Die vier Grubenleute betteten sich in den Sand, jeder in seiner Abtheilung. Hinreichende Plaids dienten zur mumienartigen Umwicklung des Gestelles, den Kopf schützten billige Schirme gegen die brennende Sonne. Von Ferne sah es aus, als wenn vier große Pilze aus dem Sande hervorwüchsen, von denen man nicht wußte, ob sie vom Lichte gebleicht waren oder gebleicht werden sollten. Was unter den graugelben Runddächern geschah, das blieb den Vorüberwandelnden verborgen. Der Unbeweglichkeit des sichtbaren Körpers nach zu schließen, ergaben die Herren sich den tiefsinnigsten Betrachtungen, wie einst Archimedes. So ziemt es Doktoren.
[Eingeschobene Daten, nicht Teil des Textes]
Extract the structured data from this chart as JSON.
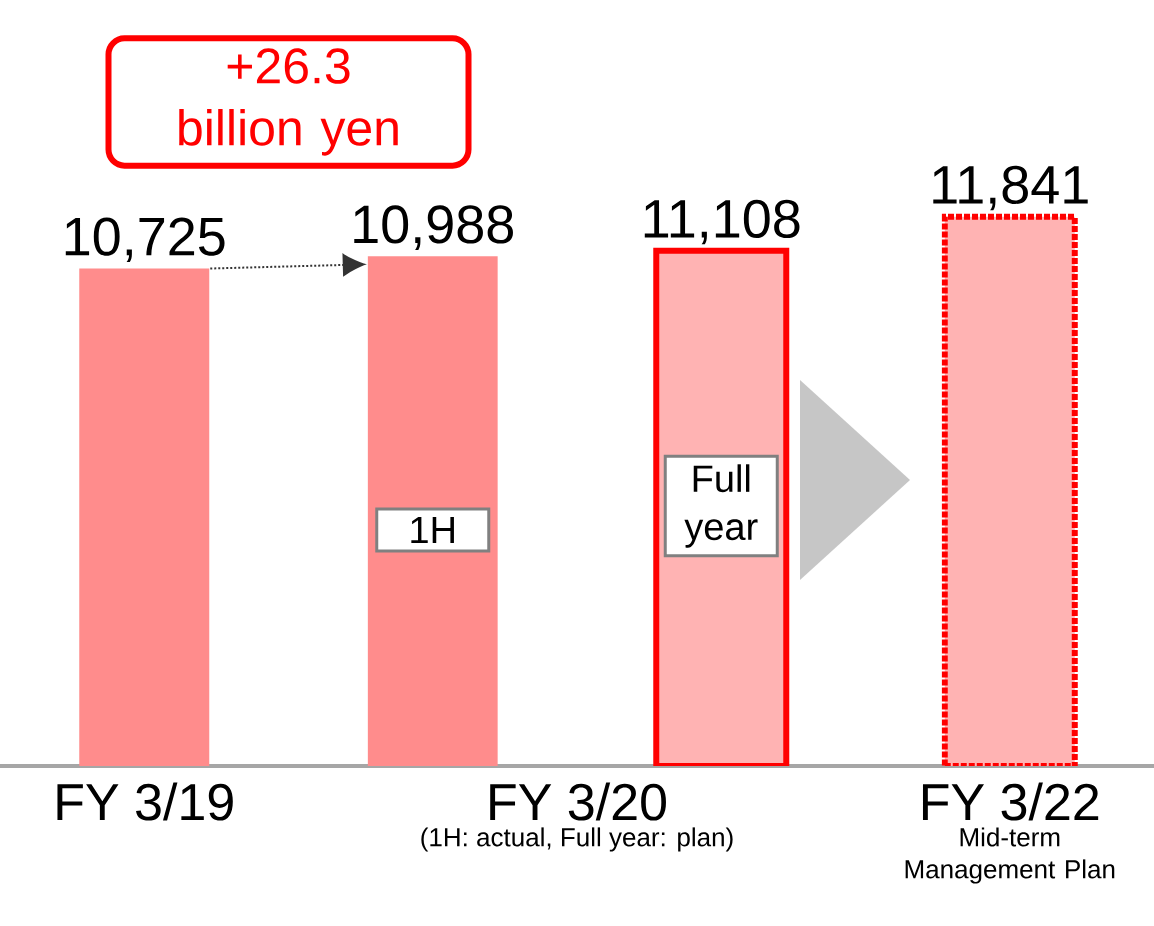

Ob es dagegen Doktoren ansteht, sich gegenseitig und ihren Nebenmenschen Spitznamen beizulegen, als drückten sie noch die Schulbank, das ist eine andere Frage. Allerdings kommt wohl Keiner aus studentischen Kreisen in das Philisterland, dem nicht neben dem bürgerlichen Rufnamen ein Neckname angehängt worden wäre, auf den er ach so gerne hört, wenn er nach langen Jahren wieder an sein Ohr klingt. Denn der Name, so wüst, einfältig, unbegreiflich er auch an und für sich sein mag … einmal paßte er doch: damals zur hoffnungsfrohen Maienzeit und bis ins späte Alter hinein ist er das Wort zu dem Stell-Schlüssel, der den Heiligenschrein öffnet, darin, wenn auch bestaubt und bespinnwebt, goldgewandet und edelsteingeschmückt das Bild der Jugend steht.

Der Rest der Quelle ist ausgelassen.